AFAIK CUDA offers unified memory which basically works with virtual address space and page faulting in data from main memory. There is also IOMMU in general.
Many of us would like to get rid of the host CPU and have ML trainers that are just GPUs and drives and NICs all attached to a northbridge. The GPU has everything required to make disk requests over the bus, and ideally the drive can receive network messages that get plumbed straight to the drive (I'm only partially joking).
Word embeddings were big for their time (especially with subword embeddings like fastText). We mmaped word embeddings for similar reasons. But yeah, I was kinda surprised that one post about LLaMa.cpp mmap support talked about a 'fairly new technique'. mmap has been in a UNIX programmer's tool belt for literally decades.
I'm in a grad program for Software Engineering. At my university, the only difference between the Comp Sci and Software Engineering degree is that comp sci requires an advanced algorithm class whereas software engineering has a capstone class where you have to work with a team to build a MVP that is unit tested, uses CI/CD, and obviously works.

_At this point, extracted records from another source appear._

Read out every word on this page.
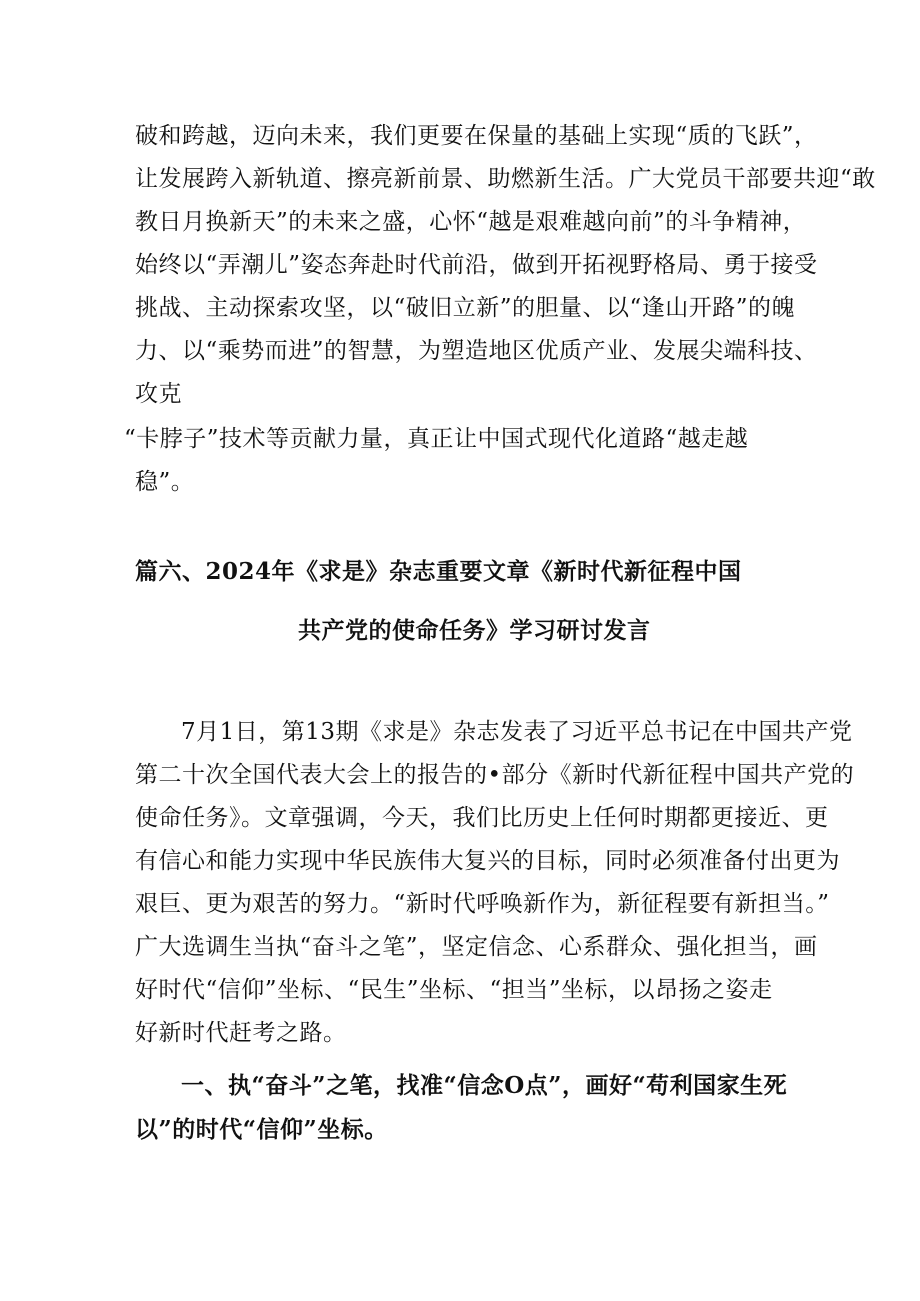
破和跨越，迈向未来，我们更要在保量的基础上实现“质的飞跃”，
让发展跨入新轨道、擦亮新前景、助燃新生活。广大党员干部要共迎“敢
教日月换新天”的未来之盛，心怀“越是艰难越向前”的斗争精神，
始终以“弄潮儿”姿态奔赴时代前沿，做到开拓视野格局、勇于接受
挑战、主动探索攻坚，以“破旧立新”的胆量、以“逢山开路”的魄
力、以“乘势而进”的智慧，为塑造地区优质产业、发展尖端科技、
攻克
“卡脖子”技术等贡献力量，真正让中国式现代化道路“越走越
稳”。
篇六、2024年《求是》杂志重要文章《新时代新征程中国
共产党的使命任务》学习研讨发言
7月1日，第13期《求是》杂志发表了习近平总书记在中国共产党
第二十次全国代表大会上的报告的•部分《新时代新征程中国共产党的
使命任务》。文章强调，今天，我们比历史上任何时期都更接近、更
有信心和能力实现中华民族伟大复兴的目标，同时必须准备付出更为
艰巨、更为艰苦的努力。“新时代呼唤新作为，新征程要有新担当。”
广大选调生当执“奋斗之笔”，坚定信念、心系群众、强化担当，画
好时代“信仰”坐标、“民生”坐标、“担当”坐标，以昂扬之姿走
好新时代赶考之路。
一、执“奋斗”之笔，找准“信念O点”，画好“苟利国家生死
以”的时代“信仰”坐标。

I say this to highlight the parent comment. I'm essentially in a computer science program and we have learned absolutely 0 about paging or memory in any of my required courses. We practically don't touch OS anything in any of the classes. That's not to say the courses for that aren't offered but they aren't part of the core curriculum and over my time in my program, they've mostly not been offered due to lack of student interest.
I did learn how to use linked lists like a champion though!
I actually don't understand this. I think a lot of regular hn commentators are just avoiding these threads [given the questionable circumstances surrounding the related PRs and the "drama"].
We've had regular discussions on HN about various storage engines, how the latencies are cut down, etc. I share your surprise at hearing 'wow, mmap!' and all the debates in the issues as what it actually does.
Part of the problem is that this is the domain of computer engineering and not computer science.
Self respecting computer engineering curriculums will cover MMUs, page tables, TLBs, hardware interrupts, and page caches which once you know about mmap is fairly simple to understand.
The fundamentals really haven’t changed much in the past 40 years.
like, wow, mmap and paging. really guys?